Ауэр рад был, что следующий конкурсант — хорошо ему известный рассудительный, прилежный студент, флегматичный, но тонко чувствующий музыку отпрыск старинного русского рода.
К этому времени не только критик Фаминцын, но и незваные слушатели поняли уж, что происходит что-то экстраординарное — то ли конкурсанты оказались необъяснимым образом не готовы к решающему испытанию, то ли хваленая скрипка Страдивари, предложенная в качестве главной награды, на самом деле никуда не годится!

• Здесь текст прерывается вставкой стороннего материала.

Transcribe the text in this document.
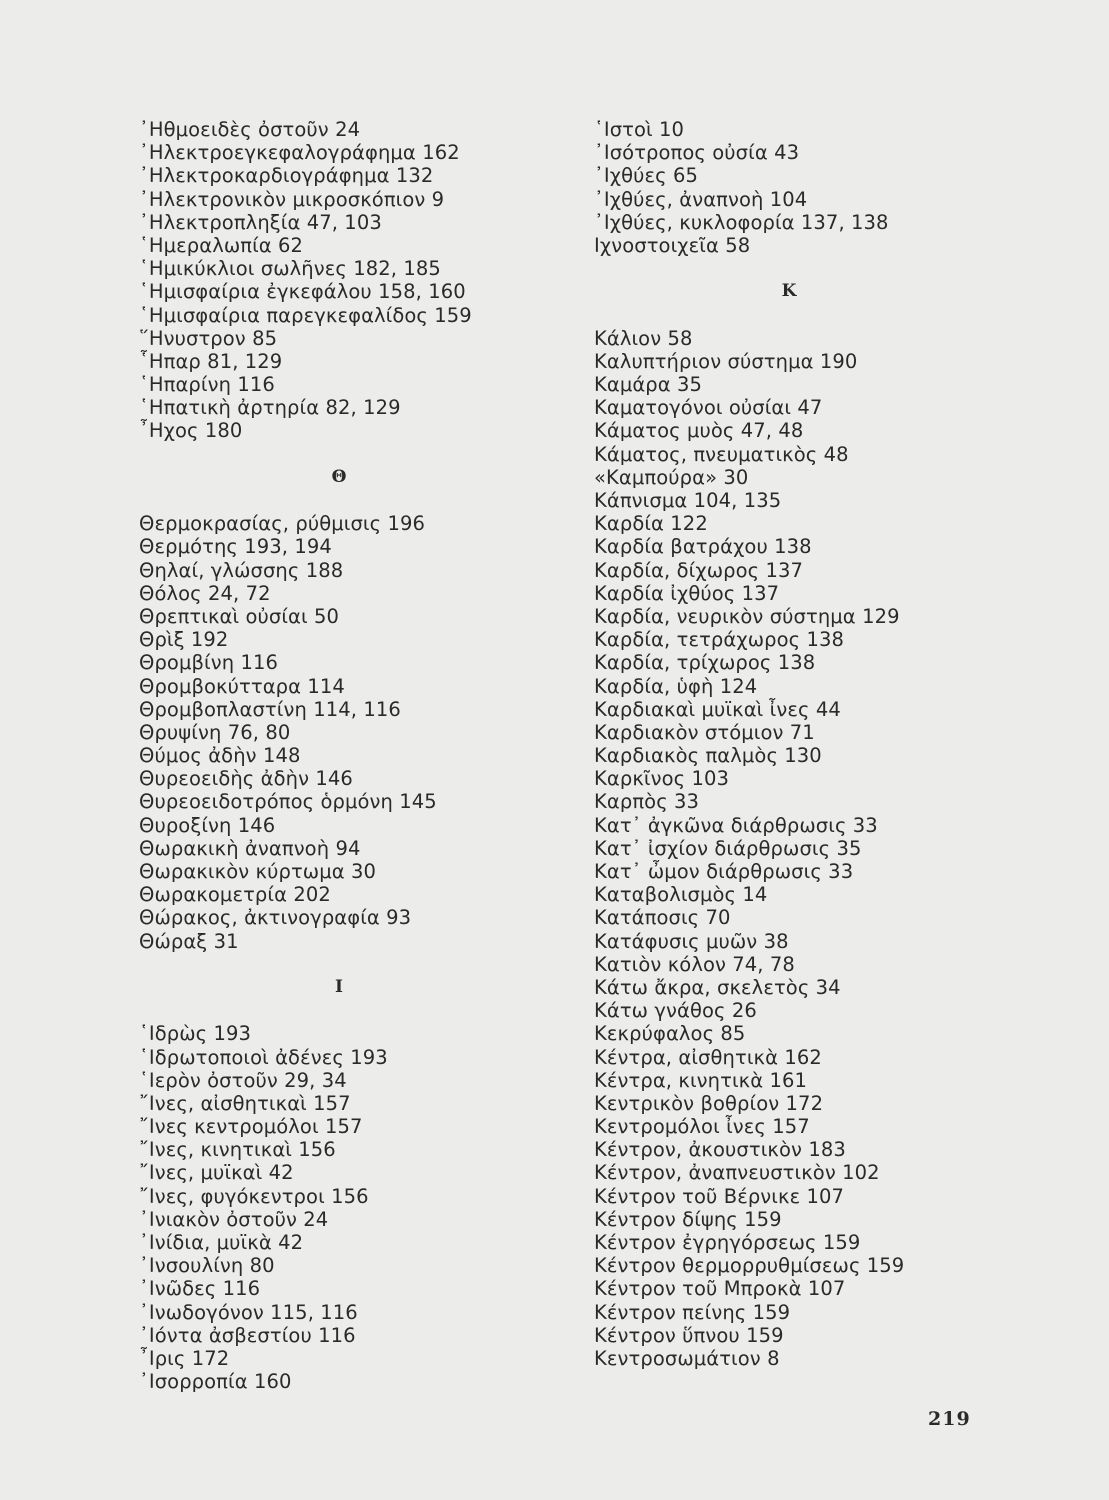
᾿Ηθμοειδὲς ὀστοῦν 24
᾿Ηλεκτροεγκεφαλογράφημα 162
᾿Ηλεκτροκαρδιογράφημα 132
᾿Ηλεκτρονικὸν μικροσκόπιον 9
᾿Ηλεκτροπληξία 47, 103
῾Ημεραλωπία 62
῾Ημικύκλιοι σωλῆνες 182, 185
῾Ημισφαίρια ἐγκεφάλου 158, 160
῾Ημισφαίρια παρεγκεφαλίδος 159
῞Ηνυστρον 85
῟Ηπαρ 81, 129
῾Ηπαρίνη 116
῾Ηπατικὴ ἀρτηρία 82, 129
῏Ηχος 180
Θ
Θερμοκρασίας, ρύθμισις 196
Θερμότης 193, 194
Θηλαί, γλώσσης 188
Θόλος 24, 72
Θρεπτικαὶ οὐσίαι 50
Θρὶξ 192
Θρομβίνη 116
Θρομβοκύτταρα 114
Θρομβοπλαστίνη 114, 116
Θρυψίνη 76, 80
Θύμος ἀδὴν 148
Θυρεοειδὴς ἀδὴν 146
Θυρεοειδοτρόπος ὁρμόνη 145
Θυροξίνη 146
Θωρακικὴ ἀναπνοὴ 94
Θωρακικὸν κύρτωμα 30
Θωρακομετρία 202
Θώρακος, ἀκτινογραφία 93
Θώραξ 31
Ι
῾Ιδρὼς 193
῾Ιδρωτοποιοὶ ἀδένες 193
῾Ιερὸν ὀστοῦν 29, 34
῎Ινες, αἰσθητικαὶ 157
῎Ινες κεντρομόλοι 157
῎Ινες, κινητικαὶ 156
῎Ινες, μυϊκαὶ 42
῎Ινες, φυγόκεντροι 156
᾿Ινιακὸν ὀστοῦν 24
᾿Ινίδια, μυϊκὰ 42
᾿Ινσουλίνη 80
᾿Ινῶδες 116
᾿Ινωδογόνον 115, 116
᾿Ιόντα ἀσβεστίου 116
῏Ιρις 172
᾿Ισορροπία 160
῾Ιστοὶ 10
᾿Ισότροπος οὐσία 43
᾿Ιχθύες 65
᾿Ιχθύες, ἀναπνοὴ 104
᾿Ιχθύες, κυκλοφορία 137, 138
Ιχνοστοιχεῖα 58
Κ
Κάλιον 58
Καλυπτήριον σύστημα 190
Καμάρα 35
Καματογόνοι οὐσίαι 47
Κάματος μυὸς 47, 48
Κάματος, πνευματικὸς 48
«Καμπούρα» 30
Κάπνισμα 104, 135
Καρδία 122
Καρδία βατράχου 138
Καρδία, δίχωρος 137
Καρδία ἰχθύος 137
Καρδία, νευρικὸν σύστημα 129
Καρδία, τετράχωρος 138
Καρδία, τρίχωρος 138
Καρδία, ὑφὴ 124
Καρδιακαὶ μυϊκαὶ ἶνες 44
Καρδιακὸν στόμιον 71
Καρδιακὸς παλμὸς 130
Καρκῖνος 103
Καρπὸς 33
Κατ᾿ ἀγκῶνα διάρθρωσις 33
Κατ᾿ ἰσχίον διάρθρωσις 35
Κατ᾿ ὦμον διάρθρωσις 33
Καταβολισμὸς 14
Κατάποσις 70
Κατάφυσις μυῶν 38
Κατιὸν κόλον 74, 78
Κάτω ἄκρα, σκελετὸς 34
Κάτω γνάθος 26
Κεκρύφαλος 85
Κέντρα, αἰσθητικὰ 162
Κέντρα, κινητικὰ 161
Κεντρικὸν βοθρίον 172
Κεντρομόλοι ἶνες 157
Κέντρον, ἀκουστικὸν 183
Κέντρον, ἀναπνευστικὸν 102
Κέντρον τοῦ Βέρνικε 107
Κέντρον δίψης 159
Κέντρον ἐγρηγόρσεως 159
Κέντρον θερμορρυθμίσεως 159
Κέντρον τοῦ Μπροκὰ 107
Κέντρον πείνης 159
Κέντρον ὕπνου 159
Κεντροσωμάτιον 8
219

Четвертый конкурсант чуть было не развеял их сомнения. Он знал, что предыдущие трое опростоволосились, — пока он пробирался к двери, только об этом вокруг и говорили. Поэтому он подошел к делу основательнее предшественников. Тщательно настраиваясь, он знакомился с привередливым инструментом, как опытный наездник с норовистой лошадью; еще немного, казалось Ауэру, и он даст скрипке сахарку.
Профессора терпеливо ждали: им не хотелось еще одного провала.
Поначалу казалось, что подход аристократа сработал: когда он заиграл Моцарта, скрипка было откликнулась, разлилась сладким, веселым звуком. Музыкант улыбнулся: значит, не в инструменте дело — просто не всякого он полюбит. Но тут же пальцы его словно стали прилипать к струнам, он сбился с темпа, сфальшивил раз, другой… Ауэр кивнул ему, чтобы он начинал снова, и аристократ, потерев руки, чтобы устранить невесть откуда взявшуюся липкость, приступил во второй раз. Лучше бы он этого не делал: на этот раз кончики пальцев его левой руки словно были намазаны густым столярным клеем. Грустно покачав головой, он отложил инструмент:
— Боюсь, не под силу мне ваша задачка, профессор.
И вышел, понурившись. Толпа расступалась перед его тихой печалью.
Остался последний конкурсант. Ауэр запамятовал даже его фамилию. Ах да, Иванов, здесь это — все равно что вовсе никак не прозываться. Виртуоз смотрел на худенького, обтрепанного Иванова уже с надеждой: если он из своей нелепой деревяшки ухитряется выколотить музыку, может быть, благородный кремонский инструмент и покорится ему.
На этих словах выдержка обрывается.